Complex building envelope: the most relevant aspects to consider in the design


Emma Potter

Complex building envelope: the most relevant aspects

The most relevant aspects to take into account when designing the envelope of complex buildings are:

  • thermally insulated multilayer systems;
  • systems with reduced thickness layers;
  • new types of glass and coatings for greater reflection or “permeability” of solar radiation towards the inside;
  • formal and geometric complexity of the casing system;
  • integration with technological services;
  • performance-based fire safety through a new approach to fire prevention (Fire Safety Engineering – FSE);
  • control of the durability and maintenance needs of the layers most exposed to degradation;
  • accessibility, maintenance and safety of the casing system (permanent maintenance units – BMU, temporary suspended platforms – TSP, etc.).

Not only thermally insulated multilayer solutions but also transparency and permeability

The experimentation of thermally insulated multilayer solutions and of construction systems with reduced thickness layers have found fertile ground in the recent period.

At the same time the search for transparency and permeability has made available new glass matrix materials capable of controlling and modulating the thermal and light flow and modifying their performance depending on the stimuli provided to the system. For example the translucent adaptive casing of the Design Hub of the Royal Melbourne Institute of Technology designed by architect Sean Godsell is made with a double skin system with an internal infill curtain wall (equipped with double glazing with low-emissivity crystals and an argon cavity) and an external structure made with galvanized steel rings and frosted glass discs that can be mechanically adjusted using an electromechanical building management system, in order to optimize heat and light gains.

The casing that follows the technological-system evolution

Furthermore, the external envelope system has been designed not only to adapt to weather conditions, but also to follow technological evolution and plant integration: as an alternative to glass discs, the possibility of installing is envisaged Photovoltaic cells to increase the energy autonomy of the building, or systems backlight to transform the casing into a multimedia surface.

This reference represents one of many examples of the progressive diffusion of the concept of “adaptivity”, that is, a technological system capable of self-adapting to changes in external environmental conditions. An approach capable of triggering changes towards an adaptive architecture, of focusing attention on the link between the shell and renewable energy sources and of carefully evaluating plant integration.
Among the most widespread systems are i “Building Integrated PhotoVoltaics – BIPV” (capable of converting incident solar radiation into electrical energy), i solar thermal collectors (capable of converting incident solar radiation into thermal energy), the “Solar Cooling” systems (equipped with absorption thermodynamic machines) and micro and mini wind systems (microgeneration machines for individual users with network exchange).

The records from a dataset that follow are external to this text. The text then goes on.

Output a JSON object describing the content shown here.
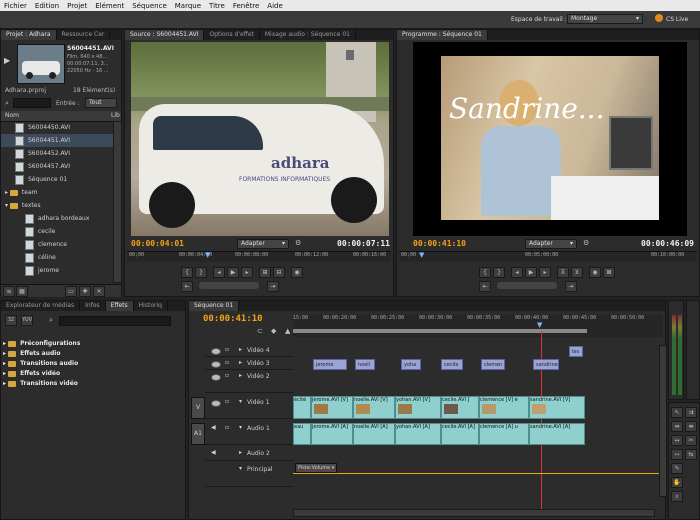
{
  "menu": [
    "Fichier",
    "Edition",
    "Projet",
    "Elément",
    "Séquence",
    "Marque",
    "Titre",
    "Fenêtre",
    "Aide"
  ],
  "workspace": {
    "label": "Espace de travail :",
    "value": "Montage",
    "cs_live": "CS Live"
  },
  "project": {
    "tabs": [
      "Projet : Adhara",
      "Ressource Cer"
    ],
    "clip_name": "S6004451.AVI",
    "clip_info1": "Film, 640 x 48...",
    "clip_info2": "00:00:07:11, 3...",
    "clip_info3": "22050 Hz - 16 ...",
    "project_file": "Adhara.prproj",
    "count": "18 Elément(s)",
    "entree_label": "Entrée :",
    "entree_value": "Tout",
    "col_name": "Nom",
    "col_label": "Lib",
    "items": [
      {
        "name": "S6004450.AVI",
        "type": "file",
        "indent": 1
      },
      {
        "name": "S6004451.AVI",
        "type": "file",
        "indent": 1
      },
      {
        "name": "S6004452.AVI",
        "type": "file",
        "indent": 1
      },
      {
        "name": "S6004457.AVI",
        "type": "file",
        "indent": 1
      },
      {
        "name": "Séquence 01",
        "type": "seq",
        "indent": 1
      },
      {
        "name": "team",
        "type": "folder",
        "indent": 0
      },
      {
        "name": "textes",
        "type": "folder",
        "indent": 0
      },
      {
        "name": "adhara bordeaux",
        "type": "file",
        "indent": 2
      },
      {
        "name": "cecile",
        "type": "file",
        "indent": 2
      },
      {
        "name": "clemence",
        "type": "file",
        "indent": 2
      },
      {
        "name": "céline",
        "type": "file",
        "indent": 2
      },
      {
        "name": "jerome",
        "type": "file",
        "indent": 2
      }
    ]
  },
  "source": {
    "tabs": [
      "Source : S6004451.AVI",
      "Options d'effet",
      "Mixage audio : Séquence 01"
    ],
    "car_brand": "adhara",
    "car_text": "FORMATIONS INFORMATIQUES",
    "timecode_in": "00:00:04:01",
    "fit": "Adapter",
    "timecode_dur": "00:00:07:11",
    "ruler": [
      "00;00",
      "00:00:04:00",
      "00:00:08:00",
      "00:00:12:00",
      "00:00:16:00"
    ]
  },
  "program": {
    "tabs": [
      "Programme : Séquence 01"
    ],
    "title_text": "Sandrine...",
    "timecode_in": "00:00:41:10",
    "fit": "Adapter",
    "timecode_dur": "00:00:46:09",
    "ruler": [
      "00;00",
      "00:05:00:00",
      "00:10:00:00"
    ]
  },
  "effects": {
    "tabs": [
      "Explorateur de médias",
      "Infos",
      "Effets",
      "Historiq"
    ],
    "items": [
      "Préconfigurations",
      "Effets audio",
      "Transitions audio",
      "Effets vidéo",
      "Transitions vidéo"
    ]
  },
  "timeline": {
    "tabs": [
      "Séquence 01"
    ],
    "timecode": "00:00:41:10",
    "ruler": [
      "15:00",
      "00:00:20:00",
      "00:00:25:00",
      "00:00:30:00",
      "00:00:35:00",
      "00:00:40:00",
      "00:00:45:00",
      "00:00:50:00"
    ],
    "tracks": {
      "v4": "Vidéo 4",
      "v3": "Vidéo 3",
      "v2": "Vidéo 2",
      "v1": "Vidéo 1",
      "a1": "Audio 1",
      "a2": "Audio 2",
      "master": "Principal",
      "v_target": "V",
      "a_target": "A1"
    },
    "titles_v4": [
      "les"
    ],
    "titles_v3": [
      "jerome",
      "noeli",
      "yoha",
      "cecile",
      "clemen",
      "sandrine"
    ],
    "video_clips": [
      "écité",
      "jerome.AVI [V]",
      "noelle.AVI [V]",
      "yohan.AVI [V]",
      "cecile.AVI [",
      "clemence [V] é",
      "sandrine.AVI [V]"
    ],
    "audio_clips": [
      "eau",
      "jerome.AVI [A]",
      "noelle.AVI [A]",
      "yohan.AVI [A]",
      "cecile.AVI [A]",
      "clemence [A] u",
      "sandrine.AVI [A]"
    ],
    "volume_label": "Piste:Volume"
  }
}
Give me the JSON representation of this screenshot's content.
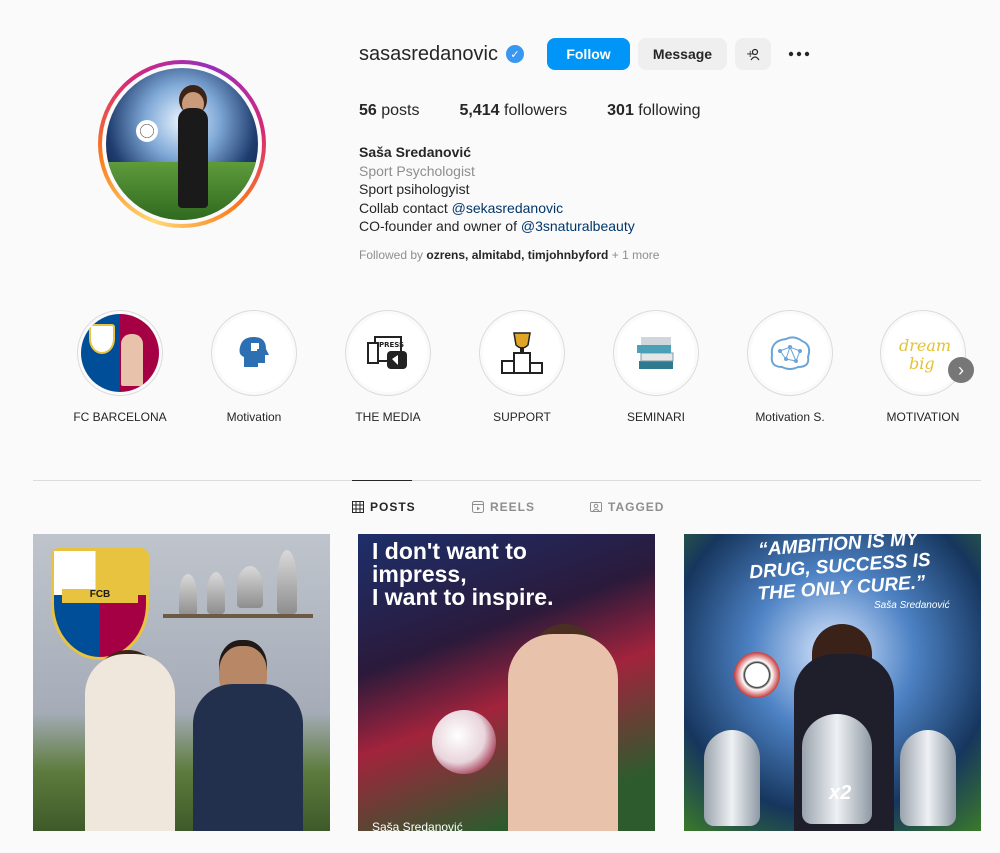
{
  "profile": {
    "username": "sasasredanovic",
    "verified_icon": "verified-check-icon",
    "buttons": {
      "follow": "Follow",
      "message": "Message",
      "add_user_icon": "+☺",
      "more_icon": "•••"
    },
    "stats": {
      "posts_count": "56",
      "posts_label": "posts",
      "followers_count": "5,414",
      "followers_label": "followers",
      "following_count": "301",
      "following_label": "following"
    },
    "bio": {
      "name": "Saša Sredanović",
      "category": "Sport Psychologist",
      "line1": "Sport psihologyist",
      "line2_prefix": "Collab contact ",
      "line2_link": "@sekasredanovic",
      "line3_prefix": "CO-founder and owner of ",
      "line3_link": "@3snaturalbeauty"
    },
    "followed_by": {
      "prefix": "Followed by ",
      "names": "ozrens, almitabd, timjohnbyford",
      "suffix": " + 1 more"
    }
  },
  "highlights": [
    {
      "label": "FC BARCELONA"
    },
    {
      "label": "Motivation"
    },
    {
      "label": "THE MEDIA"
    },
    {
      "label": "SUPPORT"
    },
    {
      "label": "SEMINARI"
    },
    {
      "label": "Motivation S."
    },
    {
      "label": "MOTIVATION"
    }
  ],
  "highlight_texts": {
    "press": "PRESS",
    "dream": "dream",
    "big": "big",
    "fcb": "FCB"
  },
  "tabs": [
    {
      "label": "POSTS",
      "icon": "grid-icon",
      "active": true
    },
    {
      "label": "REELS",
      "icon": "reels-icon",
      "active": false
    },
    {
      "label": "TAGGED",
      "icon": "tagged-icon",
      "active": false
    }
  ],
  "posts": {
    "post1_crest": "FCB",
    "post2_quote_line1": "I don't want to",
    "post2_quote_line2": "impress,",
    "post2_quote_line3": "I want to inspire.",
    "post2_signature": "Saša Sredanović",
    "post3_quote_line1": "“AMBITION IS MY",
    "post3_quote_line2": "DRUG, SUCCESS IS",
    "post3_quote_line3": "THE ONLY CURE.”",
    "post3_signature": "Saša Sredanović",
    "post3_badge": "x2"
  },
  "colors": {
    "follow_button": "#0095f6",
    "link": "#00376b",
    "verified": "#3897f0",
    "secondary_text": "#8e8e8e"
  }
}
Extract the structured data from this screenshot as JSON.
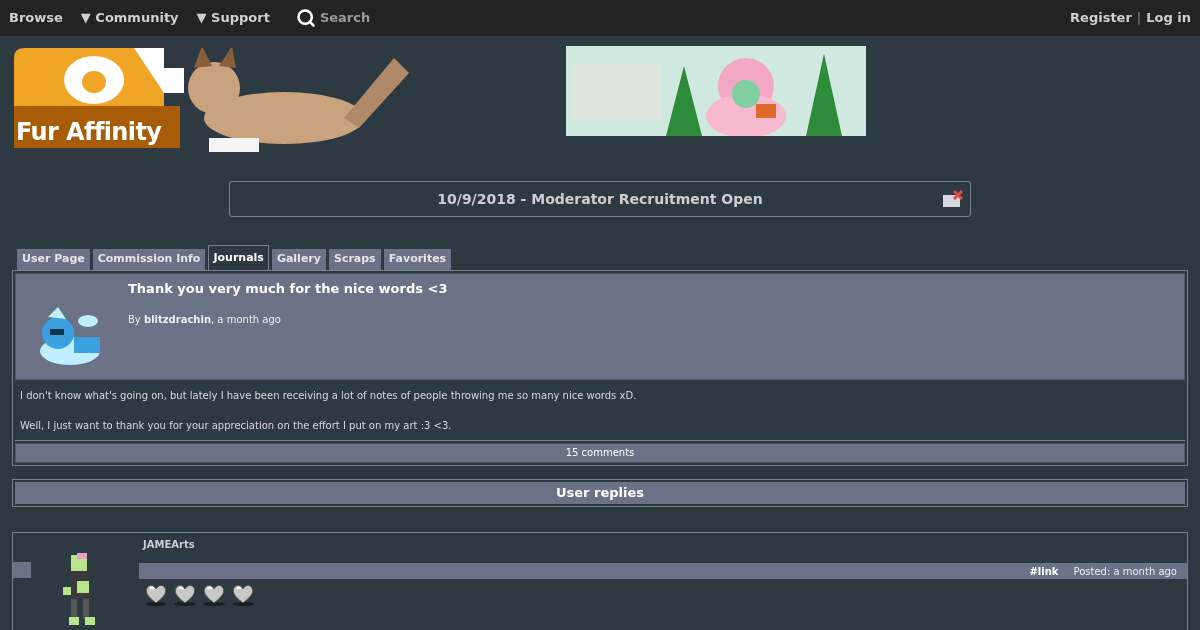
{
  "nav": {
    "left": [
      {
        "label": "Browse"
      },
      {
        "label": "▼ Community"
      },
      {
        "label": "▼ Support"
      }
    ],
    "search": {
      "placeholder": "Search"
    },
    "right": [
      {
        "label": "Register",
        "kind": "link"
      },
      {
        "label": "|",
        "kind": "separator"
      },
      {
        "label": "Log in",
        "kind": "link"
      }
    ]
  },
  "logo": {
    "text": "Fur Affinity"
  },
  "notice": {
    "text": "10/9/2018 - Moderator Recruitment Open"
  },
  "tabs": [
    {
      "label": "User Page",
      "selected": false
    },
    {
      "label": "Commission Info",
      "selected": false
    },
    {
      "label": "Journals",
      "selected": true
    },
    {
      "label": "Gallery",
      "selected": false
    },
    {
      "label": "Scraps",
      "selected": false
    },
    {
      "label": "Favorites",
      "selected": false
    }
  ],
  "journal": {
    "title": "Thank you very much for the nice words <3",
    "byline": "By **blitzdrachin**, a month ago",
    "paragraphs": [
      "I don't know what's going on, but lately I have been receiving a lot of notes of people throwing me so many nice words xD.",
      "Well, I just want to thank you for your appreciation on the effort I put on my art :3 <3."
    ],
    "comments": "15 comments"
  },
  "replies": {
    "heading": "User replies",
    "items": [
      {
        "user": "JAMEArts",
        "link": "#link",
        "posted": "Posted: a month ago"
      }
    ]
  }
}
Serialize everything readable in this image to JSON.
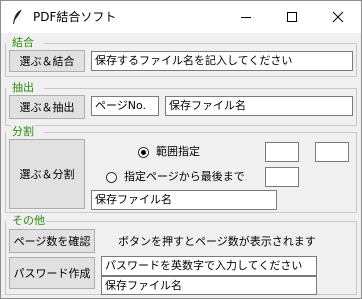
{
  "window": {
    "title": "PDF結合ソフト"
  },
  "groups": {
    "merge": {
      "legend": "結合",
      "button": "選ぶ＆結合",
      "filename": "保存するファイル名を記入してください"
    },
    "extract": {
      "legend": "抽出",
      "button": "選ぶ＆抽出",
      "page_no": "ページNo.",
      "filename": "保存ファイル名"
    },
    "split": {
      "legend": "分割",
      "button": "選ぶ＆分割",
      "options": [
        {
          "label": "範囲指定",
          "checked": true
        },
        {
          "label": "指定ページから最後まで",
          "checked": false
        }
      ],
      "range_from": "",
      "range_to": "",
      "from_page": "",
      "filename": "保存ファイル名"
    },
    "other": {
      "legend": "その他",
      "page_count_button": "ページ数を確認",
      "page_count_message": "ボタンを押すとページ数が表示されます",
      "password_button": "パスワード作成",
      "password": "パスワードを英数字で入力してください",
      "filename": "保存ファイル名"
    }
  }
}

The complexity of these casing systems requires a design capable of precisely defining the characteristics of the system, identifying and develop the critical nodesconsider aspects of speed and ease of installation, maintenance and control of casing and system performance. The goal is to achieve a adequate satisfaction of comfort requirements and guarantee the safety and security of users.

Enclosure fire safety

It should be underlined how i recent and dramatic cases of fire (Grenfell Tower in London in 2017, Torre dei Moro in Milan in 2021, Skyscraper in Chicago in 2023) have highlighted how it is essential to improve technical knowledge and practical procedures in the design of envelope systems with regards to their vulnerability to fire .

«Since in recent years the thickness of thermal insulation has more than doubled, in the case of use of combustible materials they are inevitably fire loads also increased. I am you also increase the duration of the potential fireand its shutdown, with a possible consequent increase in the risk of fire spread on the facades of the building and, in addition, also towards its interior and/or towards neighboring buildings. A significant contribution to effective modeling Fire Safety Engineering – FSE of fire scenarios and improving the safety of solutions comes from the growing number of real life tests that are conducted for evaluate the behavior of different facade solutions in the event of fireboth in terms of the use of different materials, both as regards the effects due to different geometries and configurations of the facade openings” (Mazzucchelli ES, The envelope of complex buildings: design and construction aspects) as well as recent regulatory updates.

Maintenance of complex building envelopes

A final consideration relating to the envelopes of complex buildings concerns the methods with which to safely access the envelope for maintenance operationsusing complex technological units and components capable of allowing easy execution of ordinary and/or extraordinary maintenance operations (checks, cleaning, repairs, replacements, etc.).